The head of Cambodia’s tax department is staring down the barrel of a potential two-year prison sentence and a $21,000 fine for allegedly falsely claiming he is a resident of Australia.
Kong Vibol, the director general of Cambodia’s General Department of Taxation, claimed he was a resident of the Melbourne suburb of Noble Park in 2011 when he registered Panhariddh Pty Ltd, a private company that owns millions of dollars worth of real estate in Australia.
According to Australia’s Corporations Act, a private company must have at least one director and that director “must ordinarily reside in Australia”. But Mr Kong resides in Cambodia’s capital Phnom Penh.
The information was revealed at the weekend as part of an Al Jazeera investigation into an alleged Cambodian government conspiracy to silence the nation’s independent media by slugging them with enormous tax bills. The most high-profile case involved the Cambodia Daily, a staunchly critical newspaper that was forced to close its doors in October after it was issued with an out-of-the-blue $7.8 million tax bill.
The revelation comes ahead of Cambodia’s election on 29 July, and questions are also being asked as to how Mr Kong, who earns a government salary of around $1,300 per month and declares no other income, amassed a multi-million global property portfolio.
Mr Kong denied the existence of the alleged government conspiracy, saying the Cambodia Daily must pay its taxes like every other business in the country. He also denied all association with Panhariddh Pty Ltd.
“It closed down a long time ago. I have nothing to do with Australia. It was transferred to another person,” he told Al Jazeera.
If prosecuted, Mr Kong would have to come to Australia. His Melbourne properties could be seized if he refused.
A spokesperson for Australia’s corporate regular ASIC told SBS News it does not comment on specific cases but offered insight into how Mr Kong may have been able to claim he resided at an Australian address for seven years – and the potential consequences of his actions.
“ASIC does not verify the information that is provided for its register, however, it is an offence to provide false information to ASIC under the Corporations Act,” the spokesperson said.
“A breach of this provision is punishable with 100 penalty units or imprisoned for two years, or both.

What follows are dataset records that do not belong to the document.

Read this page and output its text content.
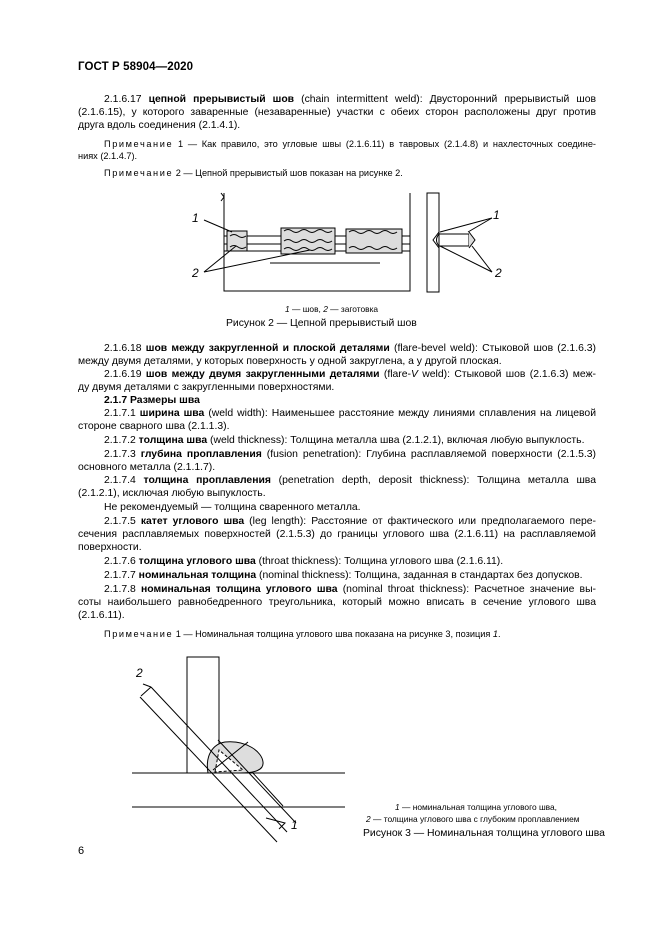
ГОСТ Р 58904—2020
2.1.6.17 цепной прерывистый шов (chain intermittent weld): Двусторонний прерывистый шов
(2.1.6.15), у которого заваренные (незаваренные) участки с обеих сторон расположены друг против
друга вдоль соединения (2.1.4.1).
Примечание 1 — Как правило, это угловые швы (2.1.6.11) в тавровых (2.1.4.8) и нахлесточных соедине-
ниях (2.1.4.7).
Примечание 2 — Цепной прерывистый шов показан на рисунке 2.
1
2
1
2
1 — шов, 2 — заготовка
Рисунок 2 — Цепной прерывистый шов
2.1.6.18 шов между закругленной и плоской деталями (flare-bevel weld): Стыковой шов (2.1.6.3)
между двумя деталями, у которых поверхность у одной закруглена, а у другой плоская.
2.1.6.19 шов между двумя закругленными деталями (flare-V weld): Стыковой шов (2.1.6.3) меж-
ду двумя деталями с закругленными поверхностями.
2.1.7 Размеры шва
2.1.7.1 ширина шва (weld width): Наименьшее расстояние между линиями сплавления на лицевой
стороне сварного шва (2.1.1.3).
2.1.7.2 толщина шва (weld thickness): Толщина металла шва (2.1.2.1), включая любую выпуклость.
2.1.7.3 глубина проплавления (fusion penetration): Глубина расплавляемой поверхности (2.1.5.3)
основного металла (2.1.1.7).
2.1.7.4 толщина проплавления (penetration depth, deposit thickness): Толщина металла шва
(2.1.2.1), исключая любую выпуклость.
Не рекомендуемый — толщина сваренного металла.
2.1.7.5 катет углового шва (leg length): Расстояние от фактического или предполагаемого пере-
сечения расплавляемых поверхностей (2.1.5.3) до границы углового шва (2.1.6.11) на расплавляемой
поверхности.
2.1.7.6 толщина углового шва (throat thickness): Толщина углового шва (2.1.6.11).
2.1.7.7 номинальная толщина (nominal thickness): Толщина, заданная в стандартах без допусков.
2.1.7.8 номинальная толщина углового шва (nominal throat thickness): Расчетное значение вы-
соты наибольшего равнобедренного треугольника, который можно вписать в сечение углового шва
(2.1.6.11).
Примечание 1 — Номинальная толщина углового шва показана на рисунке 3, позиция 1.
2
1
1 — номинальная толщина углового шва,
2 — толщина углового шва с глубоким проплавлением
Рисунок 3 — Номинальная толщина углового шва
6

The current value of a penalty unit is $210.”
The spokesperson added: “There may also be consequences in regards to property bought by this company … arising from any additional action we may consider taking.”
Melbourne is home to a large community of Cambodian refugees who fled the genocidal Khmer Rouge communist regime in the late 1970s. Mr Kong was among them but returned to Cambodia after graduating from an accounting degree in 1993. He held various government positions in Phnom Penh until 2013 when he was promoted to chief tax collector.
Mr Kong is credited with reforming the Cambodian tax regime and introducing new technology to reduce tax evasion.
“The biggest achievement for us has been a massive increase in revenue collection, about 20 to 25 per cent each year,” Mr Kong told the Khmer Times in March. Five years ago, the country’s total revenue was just $1 billion, he told the newspaper. In 2017, it was $2.6 billion.
But it is unknown whether Mr Kong’s family business, petroleum company Bright Victory Mekong Petroleum Import, has paid its fair share of taxes. Bright Victory Mekong was incorporated in 2008 but it did not register with the tax department until 2017.
Efforts to contact Mr Kong through the Cambodian tax department were unsuccessful.